Architect Adrienn Veres’ designer attitude is characterized by learning by doing the most. What gives her the greatest joy is creating something with her two hands and if her work has a tangible result in a short time. In addition, she tries to sit in front of the computer as little as possible. The first time she was in FabLab Budapest’s workshop was in December 2018, when she fabricated the tiny elements of an architectural miniature with the help of laser-cutting: she has been a regular user of FabLab since then.
The FabLab Budapest open innovation workshop celebrates the tenth anniversary of its foundation this year. In our mini-series, we ask the users of the workshop about the same five topics. In the latest, and, at the same time, last, episode of our series, we asked Adrienn Veres.

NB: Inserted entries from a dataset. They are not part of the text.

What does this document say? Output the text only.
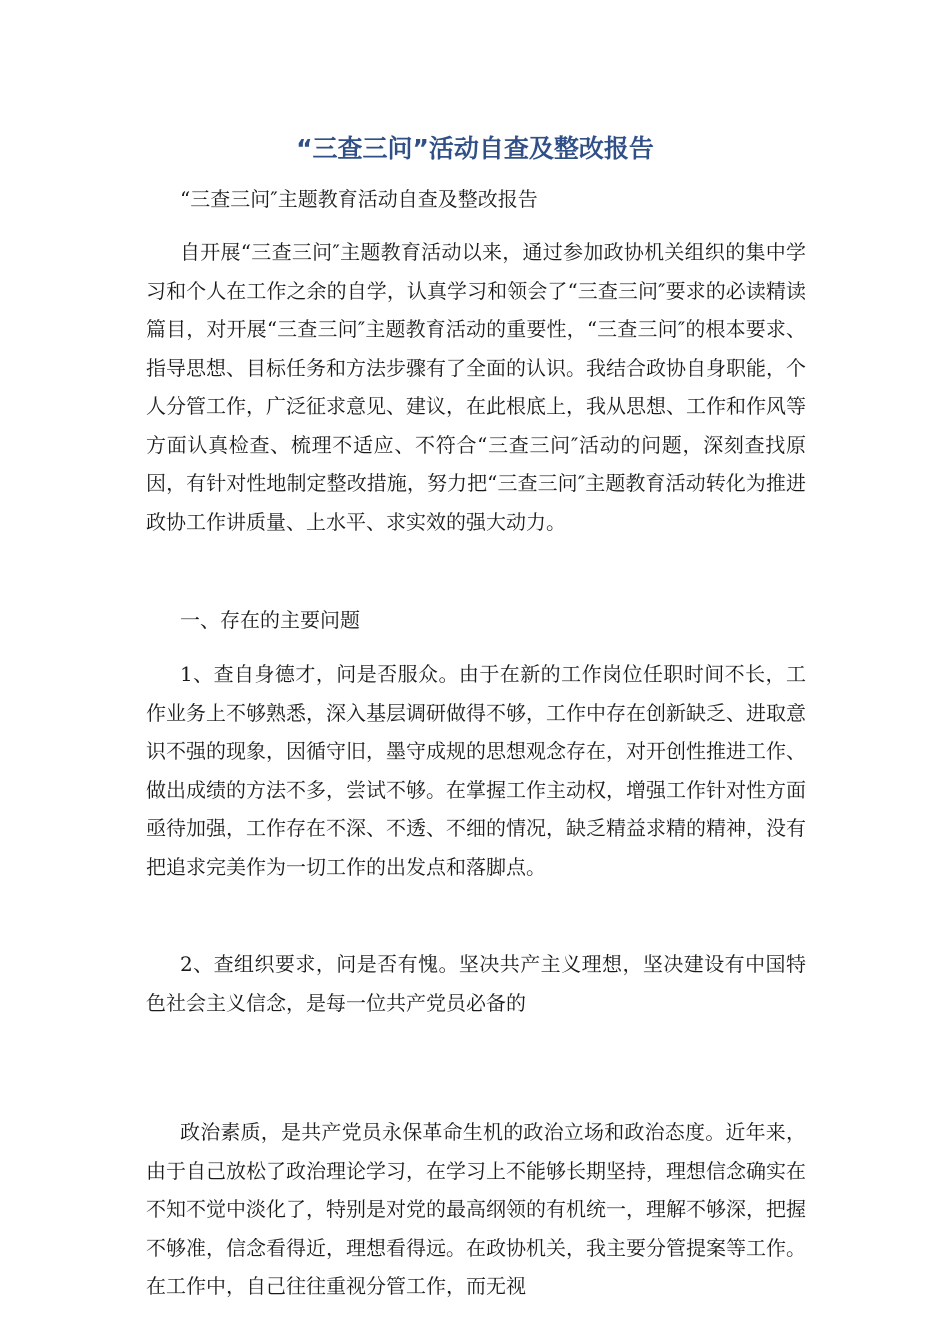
“三查三问”活动自查及整改报告

“三查三问″主题教育活动自查及整改报告

自开展“三查三问″主题教育活动以来，通过参加政协机关组织的集中学习和个人在工作之余的自学，认真学习和领会了“三查三问″要求的必读精读篇目，对开展“三查三问″主题教育活动的重要性，“三查三问″的根本要求、指导思想、目标任务和方法步骤有了全面的认识。我结合政协自身职能，个人分管工作，广泛征求意见、建议，在此根底上，我从思想、工作和作风等方面认真检查、梳理不适应、不符合“三查三问″活动的问题，深刻查找原因，有针对性地制定整改措施，努力把“三查三问″主题教育活动转化为推进政协工作讲质量、上水平、求实效的强大动力。

一、存在的主要问题

1、查自身德才，问是否服众。由于在新的工作岗位任职时间不长，工作业务上不够熟悉，深入基层调研做得不够，工作中存在创新缺乏、进取意识不强的现象，因循守旧，墨守成规的思想观念存在，对开创性推进工作、做出成绩的方法不多，尝试不够。在掌握工作主动权，增强工作针对性方面亟待加强，工作存在不深、不透、不细的情况，缺乏精益求精的精神，没有把追求完美作为一切工作的出发点和落脚点。

2、查组织要求，问是否有愧。坚决共产主义理想，坚决建设有中国特色社会主义信念，是每一位共产党员必备的

政治素质，是共产党员永保革命生机的政治立场和政治态度。近年来，由于自己放松了政治理论学习，在学习上不能够长期坚持，理想信念确实在不知不觉中淡化了，特别是对党的最高纲领的有机统一，理解不够深，把握不够准，信念看得近，理想看得远。在政协机关，我主要分管提案等工作。在工作中，自己往往重视分管工作，而无视
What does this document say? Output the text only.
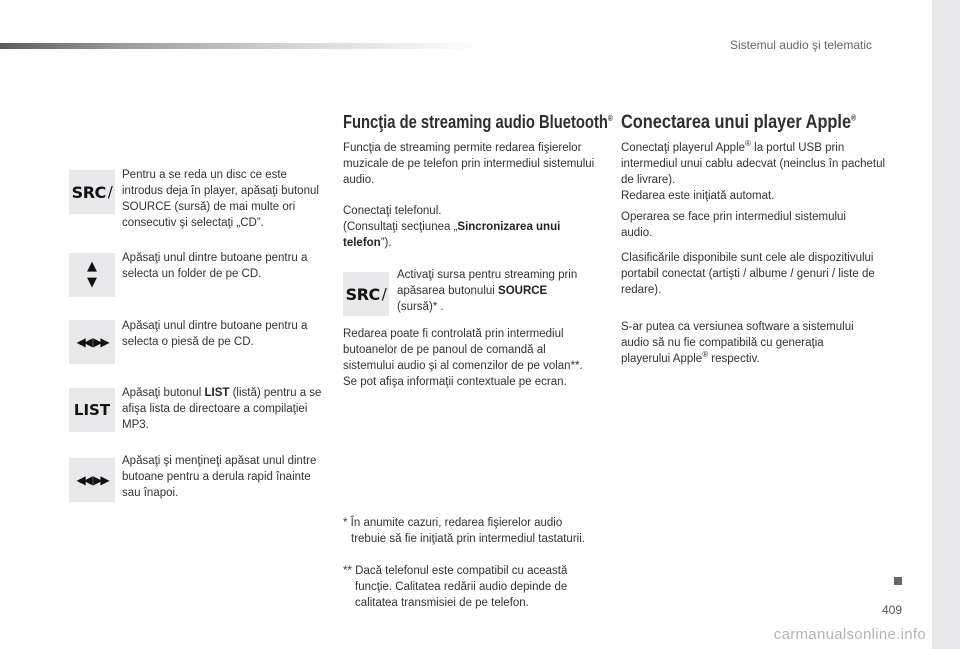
Sistemul audio şi telematic
SRC /
Pentru a se reda un disc ce este introdus deja în player, apăsaţi butonul SOURCE (sursă) de mai multe ori consecutiv şi selectaţi „CD”.
▲
▼
Apăsaţi unul dintre butoane pentru a selecta un folder de pe CD.
◀◀ ▶▶
Apăsaţi unul dintre butoane pentru a selecta o piesă de pe CD.
LIST
Apăsaţi butonul LIST (listă) pentru a se afişa lista de directoare a compilaţiei MP3.
◀◀ ▶▶
Apăsaţi şi menţineţi apăsat unul dintre butoane pentru a derula rapid înainte sau înapoi.
Funcţia de streaming audio Bluetooth®
Funcţia de streaming permite redarea fişierelor muzicale de pe telefon prin intermediul sistemului audio.
Conectaţi telefonul.
(Consultaţi secţiunea „Sincronizarea unui telefon”).
SRC /
Activaţi sursa pentru streaming prin apăsarea butonului SOURCE (sursă)* .
Redarea poate fi controlată prin intermediul butoanelor de pe panoul de comandă al sistemului audio şi al comenzilor de pe volan**. Se pot afişa informaţii contextuale pe ecran.
* În anumite cazuri, redarea fişierelor audio trebuie să fie iniţiată prin intermediul tastaturii.
** Dacă telefonul este compatibil cu această funcţie. Calitatea redării audio depinde de calitatea transmisiei de pe telefon.
Conectarea unui player Apple®
Conectaţi playerul Apple® la portul USB prin intermediul unui cablu adecvat (neinclus în pachetul de livrare).
Redarea este iniţiată automat.
Operarea se face prin intermediul sistemului audio.
Clasificările disponibile sunt cele ale dispozitivului portabil conectat (artişti / albume / genuri / liste de redare).
S-ar putea ca versiunea software a sistemului audio să nu fie compatibilă cu generaţia playerului Apple® respectiv.
409
carmanualsonline.info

Adrienn is a dedicated fan of plastic recycling, with which she experiments in her workshop shared with Gergely Tasnádi. Their main field of research is to explore local recycling options of general plastic as well as possibilities of using it in architecture and interior design, and the alternative recycling methods of various types of plastic foils and nets. Adrienn is currently working on a furniture collection made of recycled plastic panels only.
Last year, in the framework of the Moholy-Nagy Design Grant, I had the opportunity to design and manufacture a 100% recycled plastic seating furniture. The piece was made of three 600×600 mm HDPE sheets. We cut out the elements of the chair with a CNC milling machine from a 6 mm thin material, and then I bent the cut out elements with a self-built press brake, thus forming the nodes of the furniture. The nodes of the furniture created via bending resulted in a strong structure, thanks to which I could work with thin panels, and so the chair became quite light, with a weight of approximately one kilogram. The chair made of recycled plastic is currently exhibited at the Polish Łódź Design Festival.
Most recently, I have used Félix, the CNC milling machine, the most. When designing said piece of furniture, efficient manufacturing was an important aspect: this is why I opted for this technology. After finding the right settings, the manufacturing process was precise and swift, and the machine can work plastic panels of various thickness and size.
ENCOUNTER IN THE WORKSHOP
Dávid’s (FabLab Budapest’s leader—the Ed.) proactive and positive attitude is exemplary and enviable in my opinion. I think he is one of the keys to FabLab’s success. Each project requires a different solution and technology, and Dávid approaches everything with an open mindset and with great expertise. So far I have only met inspiring and kind people in FabLab, and even though I have never worked on a joint project with anyone so far, I hope I will get to do so in the future…
FabLab has been a supporter of open source design from the very beginning: this kind of attitude and mindset is close to me, too. Two years ago I got acquainted with recycling via the transparent organization called Precious Plastic operating on open source principles, which has determined and shaped my work ever since. Moreover, thanks to FabLab, I realized that with machines I can implement ideas that I probably could never do with my own bare hands, and on top I also get to save time this way. This realization changed my attitude in a manner that now I take into consideration the opportunities provided by machines right from the early phases of design.
In the future, I’d like to continue experimenting with the various recycled plastic films and panels I manufacture. In relation to my furniture project, I am intrigued by the manipulation of plastic’s surface. The unique surface which can be created via CNC milling can be practical for a chair’s seating surface or for a table top, and with the milling of the colorful, layered material, we can create an aesthetically exciting finish.